Howell pulls out photographs, taken by a Lilly investigator, of a decrepit drug lab in Taiwan that made counterfeit Cialis and other drugs. They show a filthy production room with ramshackle pill-making equipment. Using Lilly-gathered evidence, police raided that lab and others last August and arrested 35 people, he said.

Lilly knew Cialis would be popular with counterfeiters. It's a high-priced drug that sells well over the Internet, since men hesitate talking about their sexual problems with their doctors.

Cialis, which is co-marketed with Icos Corp. of Bothell, Wash., became the first Lilly drug sold in anti-counterfeiting packaging. The Lilly/Icos logo on the package is printed with color-shifting ink, similar to that used on new U.S. $20 bills, said Mark A. Barbato, Cialis product team leader.

A second covert marking, which Lilly won't reveal, also is put on the packaging, he said. Lilly might use the anti-counterfeiting marks on its other drugs as well, he said. Lilly/Icos has notified wholesalers and pharmacies about the color-shifting ink logo, so they can watch out for counterfeit product.
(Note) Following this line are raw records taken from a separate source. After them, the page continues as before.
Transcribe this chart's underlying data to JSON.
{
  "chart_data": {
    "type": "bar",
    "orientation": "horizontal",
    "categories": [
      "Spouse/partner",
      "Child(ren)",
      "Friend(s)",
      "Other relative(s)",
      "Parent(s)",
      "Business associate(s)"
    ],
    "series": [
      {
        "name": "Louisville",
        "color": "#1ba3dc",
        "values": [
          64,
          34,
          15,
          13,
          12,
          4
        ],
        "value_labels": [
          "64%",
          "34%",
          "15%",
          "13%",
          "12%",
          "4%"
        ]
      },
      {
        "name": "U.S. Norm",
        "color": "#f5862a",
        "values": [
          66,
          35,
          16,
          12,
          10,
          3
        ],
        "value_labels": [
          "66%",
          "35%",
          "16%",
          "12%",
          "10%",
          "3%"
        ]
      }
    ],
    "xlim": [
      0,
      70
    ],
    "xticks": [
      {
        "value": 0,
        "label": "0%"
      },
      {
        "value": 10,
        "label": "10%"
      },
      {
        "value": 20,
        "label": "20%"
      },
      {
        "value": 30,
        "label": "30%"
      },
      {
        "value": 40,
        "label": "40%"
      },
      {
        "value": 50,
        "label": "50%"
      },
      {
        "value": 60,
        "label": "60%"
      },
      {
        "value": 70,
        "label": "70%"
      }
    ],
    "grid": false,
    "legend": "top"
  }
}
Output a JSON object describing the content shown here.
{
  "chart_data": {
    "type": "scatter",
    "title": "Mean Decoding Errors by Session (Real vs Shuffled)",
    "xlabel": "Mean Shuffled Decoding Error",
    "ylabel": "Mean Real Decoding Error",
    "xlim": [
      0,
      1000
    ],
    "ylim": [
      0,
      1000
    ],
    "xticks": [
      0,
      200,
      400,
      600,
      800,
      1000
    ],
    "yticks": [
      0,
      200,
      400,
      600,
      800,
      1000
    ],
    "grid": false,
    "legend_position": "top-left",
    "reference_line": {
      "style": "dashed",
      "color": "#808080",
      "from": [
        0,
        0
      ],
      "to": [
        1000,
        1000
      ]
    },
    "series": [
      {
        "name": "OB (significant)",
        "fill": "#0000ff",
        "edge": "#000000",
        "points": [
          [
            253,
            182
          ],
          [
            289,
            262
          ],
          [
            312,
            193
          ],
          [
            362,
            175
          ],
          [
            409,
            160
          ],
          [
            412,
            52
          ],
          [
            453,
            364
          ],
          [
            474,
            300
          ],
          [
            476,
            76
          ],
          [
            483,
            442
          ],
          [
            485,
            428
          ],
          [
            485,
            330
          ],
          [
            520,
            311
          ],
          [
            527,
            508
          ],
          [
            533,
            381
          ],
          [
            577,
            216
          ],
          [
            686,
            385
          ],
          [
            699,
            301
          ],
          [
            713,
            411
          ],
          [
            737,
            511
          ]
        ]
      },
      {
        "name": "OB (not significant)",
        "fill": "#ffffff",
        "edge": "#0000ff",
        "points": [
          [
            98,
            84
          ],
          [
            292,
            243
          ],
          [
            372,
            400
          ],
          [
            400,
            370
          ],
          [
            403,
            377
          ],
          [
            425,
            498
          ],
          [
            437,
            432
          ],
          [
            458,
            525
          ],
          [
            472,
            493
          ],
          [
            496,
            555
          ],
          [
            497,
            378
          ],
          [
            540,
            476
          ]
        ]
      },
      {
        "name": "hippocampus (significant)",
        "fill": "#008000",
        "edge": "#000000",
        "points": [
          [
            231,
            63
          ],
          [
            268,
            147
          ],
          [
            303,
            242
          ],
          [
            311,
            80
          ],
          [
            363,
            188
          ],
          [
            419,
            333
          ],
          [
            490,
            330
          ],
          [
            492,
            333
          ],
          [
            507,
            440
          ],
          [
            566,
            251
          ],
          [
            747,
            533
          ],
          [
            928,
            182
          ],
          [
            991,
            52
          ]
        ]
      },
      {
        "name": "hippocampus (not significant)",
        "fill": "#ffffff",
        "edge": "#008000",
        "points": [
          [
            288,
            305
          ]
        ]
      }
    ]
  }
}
Counterfeiters who operate over the Internet pose another sort of problem. A host of e- pharmacy sites sell what's billed as generic Cialis for a third or less of what Cialis costs.

RX-Mex.com, for instance, which operates from Monterrey, Mexico, recently was selling Regalis, said to be a generic Cialis, for $30 for four 20 mg. pills, compared with $94 for four pills of Cialis. The Mexican pharmacy's Web site says the Regalis it sells is made by Gen Pharma, a drug manufacturer in India, a nation that does not honor U.S. drug patents.

Mistype the name Cialis as Cyalus and you get the Web site Cyalus.com, which contains a doctored Lilly/Icos news release about the U.S. approval of "Cyalus," complete with quotes from Lilly President Sidney Taurel referring to "Cyalus." The site flips visitors to RX-Mex, where "Cyalus aka Regalis" can be bought by credit card.

"We're dealing with that as we speak. Our legal group is," Howell said last week of the Cyalus.com site. But the site was still up and running days later.

The rising tide of counterfeiting prompted the Food and Drug Administration to form a task force last year to study the issue. Its recommendations, expected to be out within several weeks, might include requiring drugmakers to use anti-counterfeiting packaging.

The FDA said its investigations of drug counterfeiting have jumped from five a year in the late 1990s to more than 20 a year in recent years.

"The technology (of counterfeiting) is maturing very quickly," said Alan Goldhammer, associate vice president of regulatory affairs for Pharmaceutical Research and Manufacturers of America, a trade group for drugmakers. "Anytime you have a high value-added product, counterfeiters will look for opportunities. Companies are doing all kinds of things" to fight back, he said.

Drug companies realize their efforts can save not just sales, but lives, Howell said. Lilly has tested counterfeits of its drugs and found the counterfeit often contains little or no active ingredient and sometimes include fillers such as diet supplements, he said.

"You're getting a smorgasbord of product," he said.

Lilly sends the counterfeits it gets to the FDA's forensic chemistry labs in Cincinnati. "We cooperate fully with them," Howell said. "Our main concern is they're aware" of the counterfeiting.

In the past year, he said, Lilly spent more money and man-hours for product protection than it did in the 10 years leading up to the late 1990s, when cases of counterfeiting began to jump.